The No. 1 focus in markets is on the U.S. Federal Reserve and when it might rein in its monetary stimulus program. Anything that impacts up on those expectations could well affect markets. Over the past few years, the Fed has helped keep interest rates super-low in order to spur growth. Much of the money has found its way into financial markets. Stocks have been a beneficiary as investors seek out returns that outpace bonds.

The dollar's near-term fortunes will likely hinge on expectations on when the Fed will start reducing its stimulus. The euro was 0.1 percent firmer at $1.3350. Earlier in Asia, Japan's Nikkei 225 index struggled again, falling 1.6 percent to 13,605.56 after the Bank of Japan ended a two-day policy meeting without boosting its monetary stimulus. That shored up the yen, which has fallen this year because of the stimulus program. The dollar was down 0.3 percent at 96.31 yen.
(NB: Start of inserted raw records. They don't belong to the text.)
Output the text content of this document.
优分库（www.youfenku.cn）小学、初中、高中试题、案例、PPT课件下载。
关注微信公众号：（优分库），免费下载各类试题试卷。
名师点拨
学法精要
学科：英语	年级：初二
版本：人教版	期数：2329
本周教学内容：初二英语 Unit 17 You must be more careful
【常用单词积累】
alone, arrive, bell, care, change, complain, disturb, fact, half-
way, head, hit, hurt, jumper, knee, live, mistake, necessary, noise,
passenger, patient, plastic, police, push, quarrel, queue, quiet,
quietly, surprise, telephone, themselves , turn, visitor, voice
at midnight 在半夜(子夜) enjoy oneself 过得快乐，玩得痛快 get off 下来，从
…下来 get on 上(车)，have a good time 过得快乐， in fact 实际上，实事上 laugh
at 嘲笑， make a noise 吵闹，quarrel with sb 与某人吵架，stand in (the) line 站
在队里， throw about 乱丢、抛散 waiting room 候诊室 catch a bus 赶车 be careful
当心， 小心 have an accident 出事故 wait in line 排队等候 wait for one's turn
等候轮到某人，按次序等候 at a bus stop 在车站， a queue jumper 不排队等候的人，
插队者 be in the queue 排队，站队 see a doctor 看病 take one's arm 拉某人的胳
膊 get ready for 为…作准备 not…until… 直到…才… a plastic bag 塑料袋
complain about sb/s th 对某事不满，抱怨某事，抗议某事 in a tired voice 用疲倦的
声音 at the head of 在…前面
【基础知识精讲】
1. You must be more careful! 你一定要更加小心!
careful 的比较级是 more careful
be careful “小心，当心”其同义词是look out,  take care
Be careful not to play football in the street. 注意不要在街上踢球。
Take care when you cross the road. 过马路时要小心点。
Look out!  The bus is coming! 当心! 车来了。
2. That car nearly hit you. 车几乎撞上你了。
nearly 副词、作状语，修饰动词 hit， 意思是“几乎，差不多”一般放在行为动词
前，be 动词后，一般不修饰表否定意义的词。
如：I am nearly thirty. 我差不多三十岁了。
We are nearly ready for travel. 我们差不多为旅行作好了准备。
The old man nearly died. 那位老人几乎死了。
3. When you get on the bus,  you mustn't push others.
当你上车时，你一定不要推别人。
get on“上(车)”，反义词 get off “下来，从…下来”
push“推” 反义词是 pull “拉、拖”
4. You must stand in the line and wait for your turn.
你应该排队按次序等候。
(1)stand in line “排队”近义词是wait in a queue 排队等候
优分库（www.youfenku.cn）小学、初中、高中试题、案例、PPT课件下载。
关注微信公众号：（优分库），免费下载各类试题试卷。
"The lack of additional easing from the BoJ is what's responsible for a lot of the yen strength recently, with the markets clearly having withdrawal symptoms," said Craig Erlam, market analyst at Alpari.

Elsewhere in Asia, South Korea's Kospi advanced 0.3 percent to 1,883.97 while mainland China's Shanghai Composite Index slipped 0.1 percent to 2,044.90. The oil price was steady, with the benchmark New York rate up 10 cents at $104.47 a barrel.